Conto sem ponto
Edson Gonçalves Ferreira
Sonhei com dois velhinhos dizendo: _ Eu tomo tutano de boi pra ficar forte, muié! Ela na confortável insensatez do amor maduro. Bastava um calorão de noite. Os braços magros tinha ele e as veias salientes. A pele dela seca parecida seda amarrotada. Eu ainda tenho minha pele em flor. Será que a chuva mata? Tá chovendo canivete aqui. Cadê os ídolos de agora?
Tô assistindo os desfiles da Sapucaí. Aliás, a avenida devia chamar Sacanagemaí. Já entrei nos enta. Misturo meu amor por Jesus com o amor humano. Carne é quente e eu gosto. Loucura não gostar. Tesão a gente tem até olhando um prato bem feito na vitrine de um padaria. Mandei meus alunos fazerem redação. Professor é sagrado, mas certos coordenadores pedagógicos enchem o saco. Queria jogá-los na sala de aula cheios daqueles alunos-tubarão. Falar é fácil, fazer não. Professor não tem varinha de condão.
Escrever, gente, é dom. Loucura querer fazer de um peão um Salomão. Quando tempo e dedo Salomão gastou a escrever aquelas doidices lindas que estão na Bíblia e que quase ninguém lê. E David, meus amigos, tem poeta mais famoso que ele, tem? A plebe adora futebol onde Deus não tem excelência. Eles comem, pois, borracha. Lei é coisa boba, porque só serve para encanar pobre.
Sou católico, mas não vou à igreja. Não tem santidade nelas. Deus não é onisciente e onipresente? Pra que então eu ir lá se Ele está em todo lugar? A maioria da humanidade é medíocre, o céu, portanto, tem que ser generoso. Não espante quando eu dizer que eu te amo. Não me olhe, pateta, que num tô cagado. A Adélia Prado soltou os cachorros e a carrocinha quase pegou. Agora, eu rasquei os véus e deu um bafafá dos diabos. Gosto assim. Poeta comportado não presta.
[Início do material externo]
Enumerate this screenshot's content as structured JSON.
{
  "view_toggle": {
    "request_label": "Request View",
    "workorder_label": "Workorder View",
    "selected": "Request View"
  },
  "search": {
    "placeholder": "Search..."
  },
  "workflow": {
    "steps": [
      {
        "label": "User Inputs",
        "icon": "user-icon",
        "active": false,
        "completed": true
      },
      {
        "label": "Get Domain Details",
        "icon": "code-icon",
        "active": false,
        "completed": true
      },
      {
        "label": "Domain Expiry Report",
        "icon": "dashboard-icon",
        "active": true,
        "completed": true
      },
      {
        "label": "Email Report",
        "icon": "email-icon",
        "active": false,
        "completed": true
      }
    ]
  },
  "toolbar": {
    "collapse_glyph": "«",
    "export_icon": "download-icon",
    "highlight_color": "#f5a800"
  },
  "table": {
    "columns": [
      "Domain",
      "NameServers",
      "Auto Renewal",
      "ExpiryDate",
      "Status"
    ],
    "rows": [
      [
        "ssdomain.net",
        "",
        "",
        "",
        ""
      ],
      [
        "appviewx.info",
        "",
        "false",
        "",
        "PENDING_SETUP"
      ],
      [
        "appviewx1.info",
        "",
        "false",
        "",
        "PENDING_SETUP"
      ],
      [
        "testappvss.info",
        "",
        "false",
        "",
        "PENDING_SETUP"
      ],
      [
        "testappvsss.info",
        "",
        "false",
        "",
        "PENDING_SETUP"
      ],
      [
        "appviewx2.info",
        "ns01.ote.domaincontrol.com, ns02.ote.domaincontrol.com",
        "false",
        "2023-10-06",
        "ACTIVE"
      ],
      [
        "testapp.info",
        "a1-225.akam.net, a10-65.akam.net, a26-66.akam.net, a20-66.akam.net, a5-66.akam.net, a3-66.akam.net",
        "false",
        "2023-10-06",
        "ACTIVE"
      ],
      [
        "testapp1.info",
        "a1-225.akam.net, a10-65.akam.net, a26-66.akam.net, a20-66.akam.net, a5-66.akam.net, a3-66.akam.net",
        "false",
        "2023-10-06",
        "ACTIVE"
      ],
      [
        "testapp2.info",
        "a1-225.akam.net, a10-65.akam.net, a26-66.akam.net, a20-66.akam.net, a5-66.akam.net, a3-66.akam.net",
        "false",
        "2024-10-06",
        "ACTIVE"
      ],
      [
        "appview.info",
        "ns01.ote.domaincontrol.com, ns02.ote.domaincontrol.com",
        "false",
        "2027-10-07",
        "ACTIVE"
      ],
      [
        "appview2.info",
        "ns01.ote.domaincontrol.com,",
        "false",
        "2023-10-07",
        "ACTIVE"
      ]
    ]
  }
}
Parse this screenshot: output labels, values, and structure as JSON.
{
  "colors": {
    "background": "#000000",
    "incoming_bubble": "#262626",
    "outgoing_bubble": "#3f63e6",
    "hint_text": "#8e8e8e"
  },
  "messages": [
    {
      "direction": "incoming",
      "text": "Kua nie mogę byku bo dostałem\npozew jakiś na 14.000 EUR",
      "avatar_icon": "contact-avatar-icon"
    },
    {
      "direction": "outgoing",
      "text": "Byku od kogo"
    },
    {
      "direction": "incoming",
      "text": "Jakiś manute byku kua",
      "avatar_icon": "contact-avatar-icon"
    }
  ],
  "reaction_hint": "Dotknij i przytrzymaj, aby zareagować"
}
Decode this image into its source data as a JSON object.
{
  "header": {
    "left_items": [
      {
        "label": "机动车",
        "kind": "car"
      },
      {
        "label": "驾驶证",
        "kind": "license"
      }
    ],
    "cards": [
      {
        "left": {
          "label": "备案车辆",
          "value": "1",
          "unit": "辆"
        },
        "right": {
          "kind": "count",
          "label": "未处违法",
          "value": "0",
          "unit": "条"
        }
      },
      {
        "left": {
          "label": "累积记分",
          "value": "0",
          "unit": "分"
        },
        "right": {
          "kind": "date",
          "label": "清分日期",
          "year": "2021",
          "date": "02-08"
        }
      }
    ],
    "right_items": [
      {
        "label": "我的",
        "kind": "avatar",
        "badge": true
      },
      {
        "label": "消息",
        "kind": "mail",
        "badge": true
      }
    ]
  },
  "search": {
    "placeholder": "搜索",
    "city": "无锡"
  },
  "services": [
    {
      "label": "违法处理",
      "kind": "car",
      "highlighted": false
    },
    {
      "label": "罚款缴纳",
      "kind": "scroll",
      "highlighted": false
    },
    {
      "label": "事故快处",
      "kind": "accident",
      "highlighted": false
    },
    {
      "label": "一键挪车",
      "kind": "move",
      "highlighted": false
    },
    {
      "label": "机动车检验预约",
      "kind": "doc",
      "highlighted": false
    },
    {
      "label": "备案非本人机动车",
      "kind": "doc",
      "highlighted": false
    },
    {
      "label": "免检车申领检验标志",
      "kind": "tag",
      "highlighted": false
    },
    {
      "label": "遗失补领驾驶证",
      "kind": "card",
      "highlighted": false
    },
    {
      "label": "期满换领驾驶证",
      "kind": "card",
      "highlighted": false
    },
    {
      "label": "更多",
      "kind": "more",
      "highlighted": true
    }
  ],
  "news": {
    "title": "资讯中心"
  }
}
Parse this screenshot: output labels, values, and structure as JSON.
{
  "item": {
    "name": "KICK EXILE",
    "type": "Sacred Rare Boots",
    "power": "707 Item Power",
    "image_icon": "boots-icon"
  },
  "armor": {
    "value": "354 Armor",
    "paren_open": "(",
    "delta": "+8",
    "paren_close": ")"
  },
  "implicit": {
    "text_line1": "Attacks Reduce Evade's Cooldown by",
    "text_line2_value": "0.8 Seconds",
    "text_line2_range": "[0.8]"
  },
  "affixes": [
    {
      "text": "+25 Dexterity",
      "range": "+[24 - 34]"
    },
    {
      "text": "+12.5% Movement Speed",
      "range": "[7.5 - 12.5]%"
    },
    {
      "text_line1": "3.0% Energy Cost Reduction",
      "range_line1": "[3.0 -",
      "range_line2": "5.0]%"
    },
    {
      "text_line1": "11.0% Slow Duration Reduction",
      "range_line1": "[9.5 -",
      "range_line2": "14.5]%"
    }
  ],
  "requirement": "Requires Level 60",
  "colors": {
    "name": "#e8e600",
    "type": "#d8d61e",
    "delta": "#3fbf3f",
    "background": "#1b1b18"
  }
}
Não consigo enterrar meus mortos. Não queria comprar sepultura, mas meus irmãos compraram. Esse negócio de saber onde ficarei na horizontal é danado. Corpo só serve pra animação de hoje e por isso te convido pra fazer amor onde você estiver. Seu ser amado ficará tão feliz. Você já tomou sorvete na boca do ser amado? Et´s são nossos seres amados morando em outra dimensão.
Sou bíblico pra burro. A ruga de expressão que eu tinha e o Márcio Pifano, cirurgião-plástico, retirou marcava meus delírios de paixão. O que me assusta na morte é só o trânsito. As contas me dão uma dor de barriga. Se eu fosse mulher, não queria sexo comele, só queria um marido só pra pagar minhas contas. O resto eu faria com outro. Duro mesmo é ser poeta do terceiro mundo.
Poesia pra analfabeto é dengo de bicha. Tenho amigos do outro lado me chamando, pegando no meu pé, me larguem, diabos, não vou agora. Deus é o maior sacana inventando regras pra felicidade, mas eu O adoro assim mesmo. Ele nos deu garras pra lutar contra essas mesmas regras. Contradição, num sei.... Pergunto se há dor do outro lado da porta, mas só escuto o eco da minha voz. Sou trágico e engraçado como o Brasil. Sou bonzinho até que me pisem no pé, quando me machucam, viro o diabo. Cuidado, gente, cuidado!